Чего-то ожидая, он протянул к Катастрофе руку в испачканной красным жёлтой резиновой перчатке. Пышное, в ширину плеч, жабо на его шее, всё в красных брызгах, нелепо встопорщилось, нависая над таким же забрызганным белым комбинезоном с тремя огромными чёрными пуговицами.
– Ретрактор это вон тот круглый предмет с ручками, который лежит в кювете как раз возле вашей правой руки. Проснитесь, наконец, и дайте его мне.
Катастрофа машинально взяла указанный предмет и вложила его в протянутую руку. Белый повернулся к ней спиной и склонился над столом, ярко освещённом огромным круглым светильником.

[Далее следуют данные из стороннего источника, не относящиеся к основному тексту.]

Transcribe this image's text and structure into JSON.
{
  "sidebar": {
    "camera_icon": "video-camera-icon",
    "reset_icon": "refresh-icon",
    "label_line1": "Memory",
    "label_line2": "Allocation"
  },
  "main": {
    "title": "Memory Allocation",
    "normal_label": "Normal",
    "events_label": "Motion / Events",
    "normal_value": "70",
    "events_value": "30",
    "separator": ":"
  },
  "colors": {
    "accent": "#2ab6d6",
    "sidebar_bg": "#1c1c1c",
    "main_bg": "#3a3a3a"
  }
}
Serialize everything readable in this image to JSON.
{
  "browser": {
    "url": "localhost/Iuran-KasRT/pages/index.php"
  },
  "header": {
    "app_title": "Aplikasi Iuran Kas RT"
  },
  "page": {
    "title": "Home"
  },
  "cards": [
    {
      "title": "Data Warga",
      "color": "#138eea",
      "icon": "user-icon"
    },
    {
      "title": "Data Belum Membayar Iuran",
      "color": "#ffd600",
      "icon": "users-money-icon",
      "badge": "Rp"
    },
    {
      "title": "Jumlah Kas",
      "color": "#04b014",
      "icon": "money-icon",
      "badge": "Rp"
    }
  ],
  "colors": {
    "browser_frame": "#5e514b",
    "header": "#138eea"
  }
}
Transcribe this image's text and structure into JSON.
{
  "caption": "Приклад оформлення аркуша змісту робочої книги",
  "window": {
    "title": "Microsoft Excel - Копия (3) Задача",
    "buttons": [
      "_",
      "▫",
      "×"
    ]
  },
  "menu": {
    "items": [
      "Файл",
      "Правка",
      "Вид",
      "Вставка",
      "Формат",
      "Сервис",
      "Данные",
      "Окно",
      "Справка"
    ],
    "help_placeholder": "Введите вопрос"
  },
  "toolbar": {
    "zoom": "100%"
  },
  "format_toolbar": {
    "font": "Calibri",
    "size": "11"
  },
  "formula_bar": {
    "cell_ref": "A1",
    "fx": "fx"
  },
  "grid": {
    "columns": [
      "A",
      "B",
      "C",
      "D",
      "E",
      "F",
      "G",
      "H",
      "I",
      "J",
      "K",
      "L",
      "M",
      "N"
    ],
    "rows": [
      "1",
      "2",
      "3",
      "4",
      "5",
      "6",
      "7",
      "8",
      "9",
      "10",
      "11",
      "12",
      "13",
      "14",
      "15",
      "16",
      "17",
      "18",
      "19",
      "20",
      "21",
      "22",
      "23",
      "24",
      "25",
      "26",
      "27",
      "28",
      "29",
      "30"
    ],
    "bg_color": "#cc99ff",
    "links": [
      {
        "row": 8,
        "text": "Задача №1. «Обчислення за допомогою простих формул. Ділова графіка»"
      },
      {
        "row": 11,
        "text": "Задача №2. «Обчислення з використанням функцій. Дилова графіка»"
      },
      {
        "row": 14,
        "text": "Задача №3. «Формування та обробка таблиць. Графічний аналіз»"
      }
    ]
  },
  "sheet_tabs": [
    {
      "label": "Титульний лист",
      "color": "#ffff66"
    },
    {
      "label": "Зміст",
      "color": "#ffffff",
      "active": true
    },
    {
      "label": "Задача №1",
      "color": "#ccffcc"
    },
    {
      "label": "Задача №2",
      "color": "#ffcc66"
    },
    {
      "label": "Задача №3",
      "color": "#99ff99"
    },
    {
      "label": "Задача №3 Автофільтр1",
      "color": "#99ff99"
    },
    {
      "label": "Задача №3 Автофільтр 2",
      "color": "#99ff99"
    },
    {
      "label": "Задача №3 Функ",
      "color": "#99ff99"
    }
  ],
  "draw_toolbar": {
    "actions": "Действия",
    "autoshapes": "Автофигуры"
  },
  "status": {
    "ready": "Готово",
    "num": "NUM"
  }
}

У дальнего конца стола сидел Рыжий Клоун. Он был одет в атласную хламиду, сшитую из разноцветных ромбов. На его голове был огромный рыжий парик, на котором едва держалась крошечная треуголка с блестящей кокардой, лицо закрывали зеркальные очки-капли и хирургическая маска. Он весело мотал головой в такт музыке, которую слушал через наушники. Судя по доносившимся звукам, там играли «Блэк Саббат».
– Как там больной? – спросил его Белый.
Вместо ответа Рыжий принялся ещё и размахивать руками.
– Сестра, дайте какие-нибудь ножницы, – попросил Белый.
Катастрофа взяла из множества разложенных перед ней инструментов первый попавшийся, похожий на ножницы, и дала его Белому.
– Это не ножницы, дорогуша! – возмутился он. – Это зажим. Впрочем, сойдёт.
Коротко размахнувшись, он бросил зажим в Рыжего. Зажим, попав тому в плечо, отскочил и со звоном упал в лежавшую на полу кучу инструментов.
– А? Что? – Рыжий вынул из уха наушник и, спустив очки на кончик носа, уставился на Белого.
– Как больной?! – прокричал свой вопрос Белый.
Рыжий бегло оглядел свой край стола, приборы, стоявшие рядом, и сообщил:
– Больной до сих пор болен. За последние пять минут здоровее не стал.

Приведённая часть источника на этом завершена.